I'd like to know what threats exits for ssh - are there webpages that discuss this? I *thought* that using an arbitrary port and putting 'AllowUsers ...' into sshd_config would handle these things (along with a password other than 'abcd' :) ).
The best thing I've found to protect against brute-force SSH attacks is something called fail2ban:
http://www.fail2ban.org/wiki/index.php/Main_Page
It watches your log files for failed attempts to gain access through services like SSH, VSFTPD, and Apache. If it sniffs trouble, it issues an IPTables command to ban the offending IP. The configuration files allow you to set the threshold for action as well as the punishment to dish out. It will even email you to let you know what has happened.
You can find it in RPM form for RHEL and Fedora. I highly recommend it because it's simple and effective.
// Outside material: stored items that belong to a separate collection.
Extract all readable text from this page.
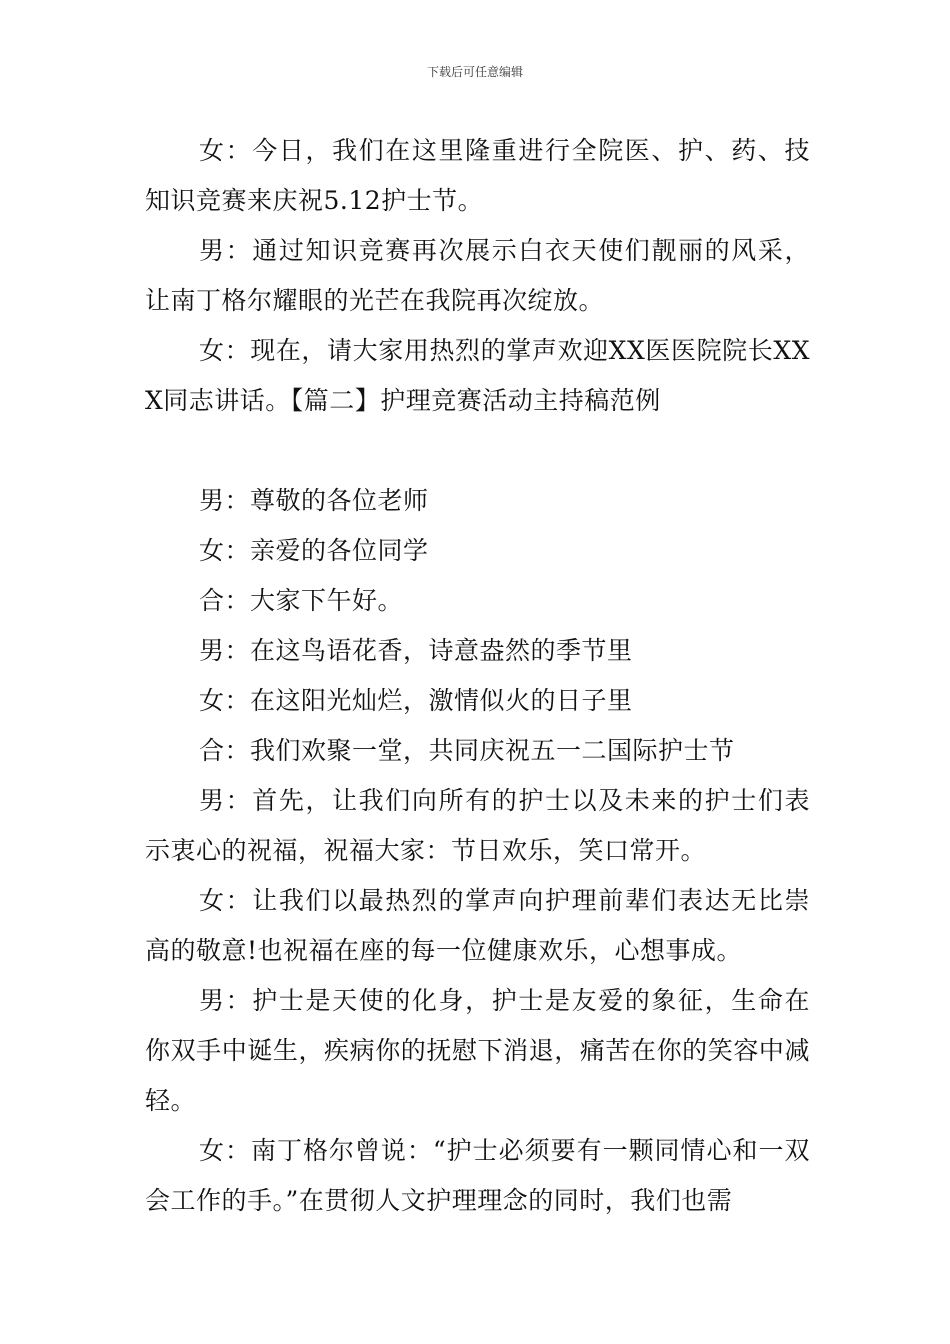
下载后可任意编辑

女：今日，我们在这里隆重进行全院医、护、药、技知识竞赛来庆祝5.12护士节。

男：通过知识竞赛再次展示白衣天使们靓丽的风采，让南丁格尔耀眼的光芒在我院再次绽放。

女：现在，请大家用热烈的掌声欢迎XX医医院院长XXX同志讲话。【篇二】护理竞赛活动主持稿范例

男：尊敬的各位老师

女：亲爱的各位同学

合：大家下午好。

男：在这鸟语花香，诗意盎然的季节里

女：在这阳光灿烂，激情似火的日子里

合：我们欢聚一堂，共同庆祝五一二国际护士节

男：首先，让我们向所有的护士以及未来的护士们表示衷心的祝福，祝福大家：节日欢乐，笑口常开。

女：让我们以最热烈的掌声向护理前辈们表达无比崇高的敬意!也祝福在座的每一位健康欢乐，心想事成。

男：护士是天使的化身，护士是友爱的象征，生命在你双手中诞生，疾病你的抚慰下消退，痛苦在你的笑容中减轻。

女：南丁格尔曾说：“护士必须要有一颗同情心和一双会工作的手。”在贯彻人文护理理念的同时，我们也需
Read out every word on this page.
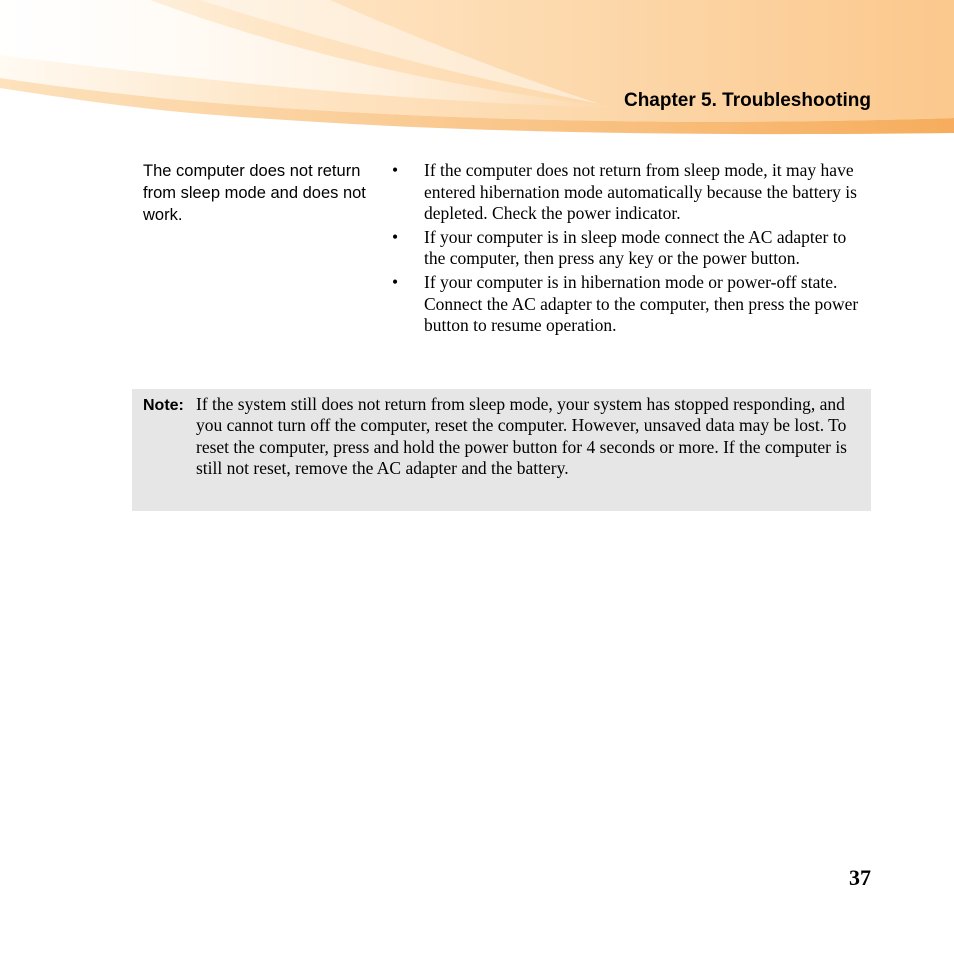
Chapter 5. Troubleshooting
The computer does not return from sleep mode and does not work.
• If the computer does not return from sleep mode, it may have entered hibernation mode automatically because the battery is depleted. Check the power indicator.
• If your computer is in sleep mode connect the AC adapter to the computer, then press any key or the power button.
• If your computer is in hibernation mode or power-off state. Connect the AC adapter to the computer, then press the power button to resume operation.
Note: If the system still does not return from sleep mode, your system has stopped responding, and you cannot turn off the computer, reset the computer. However, unsaved data may be lost. To reset the computer, press and hold the power button for 4 seconds or more. If the computer is still not reset, remove the AC adapter and the battery.
37
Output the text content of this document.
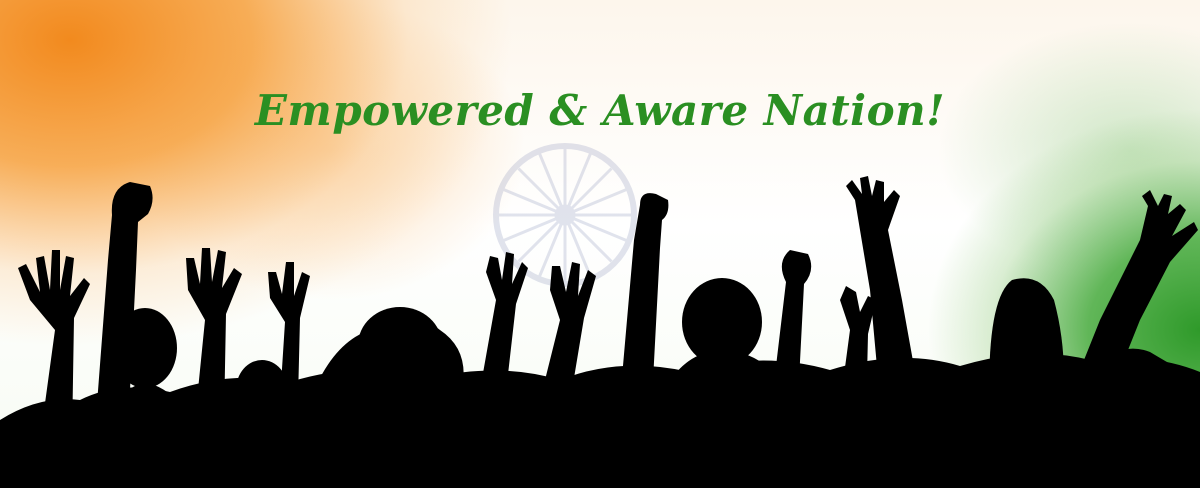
Empowered & Aware Nation!
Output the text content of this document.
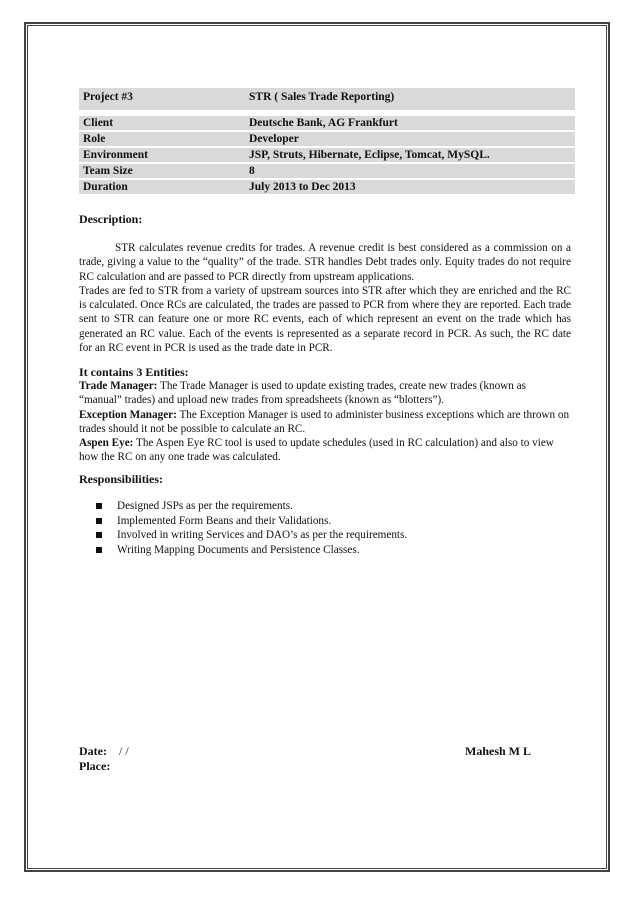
Project #3	STR ( Sales Trade Reporting)

Client	Deutsche Bank, AG Frankfurt
Role	Developer
Environment	JSP, Struts, Hibernate, Eclipse, Tomcat, MySQL.
Team Size	8
Duration	July 2013 to Dec 2013
Description:

STR calculates revenue credits for trades. A revenue credit is best considered as a commission on a trade, giving a value to the “quality” of the trade. STR handles Debt trades only. Equity trades do not require RC calculation and are passed to PCR directly from upstream applications.

Trades are fed to STR from a variety of upstream sources into STR after which they are enriched and the RC is calculated. Once RCs are calculated, the trades are passed to PCR from where they are reported. Each trade sent to STR can feature one or more RC events, each of which represent an event on the trade which has generated an RC value. Each of the events is represented as a separate record in PCR. As such, the RC date for an RC event in PCR is used as the trade date in PCR.

It contains 3 Entities:

Trade Manager: The Trade Manager is used to update existing trades, create new trades (known as “manual” trades) and upload new trades from spreadsheets (known as “blotters”).

Exception Manager: The Exception Manager is used to administer business exceptions which are thrown on trades should it not be possible to calculate an RC.

Aspen Eye: The Aspen Eye RC tool is used to update schedules (used in RC calculation) and also to view how the RC on any one trade was calculated.

Responsibilities:
Designed JSPs as per the requirements.
Implemented Form Beans and their Validations.
Involved in writing Services and DAO’s as per the requirements.
Writing Mapping Documents and Persistence Classes.
Date: / /
Place:
Mahesh M L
If the bans do not time out in a timely fashion you've potentially locked yourself out of your machine.
{^_^}
On Sat, 2007-05-26 at 22:40 -0700, jdow wrote:
If the bans do not time out in a timely fashion you've potentially locked yourself out of your machine.
{^_^}
That's a good point, however you can set up IP addresses that it will ignore so that won't be a problem. ;)
Tom
From: "Michael Klinosky" mpk2@enter.net
Even tho /some/ of the technical stuff eludes me, I've tried to follow this thread.
I set up ssh for myself (I own the machines); I haven't yet actually made a connection (probably will this weekend).
I'd like to know what threats exits for ssh - are there webpages that discuss this? I *thought* that using an arbitrary port and putting 'AllowUsers ...' into sshd_config would handle these things (along with a password other than 'abcd' :) ).
At the moment ssh is considered to be safe. Periodically bugs are reported. So I figure that it is prudent to be multiply covered.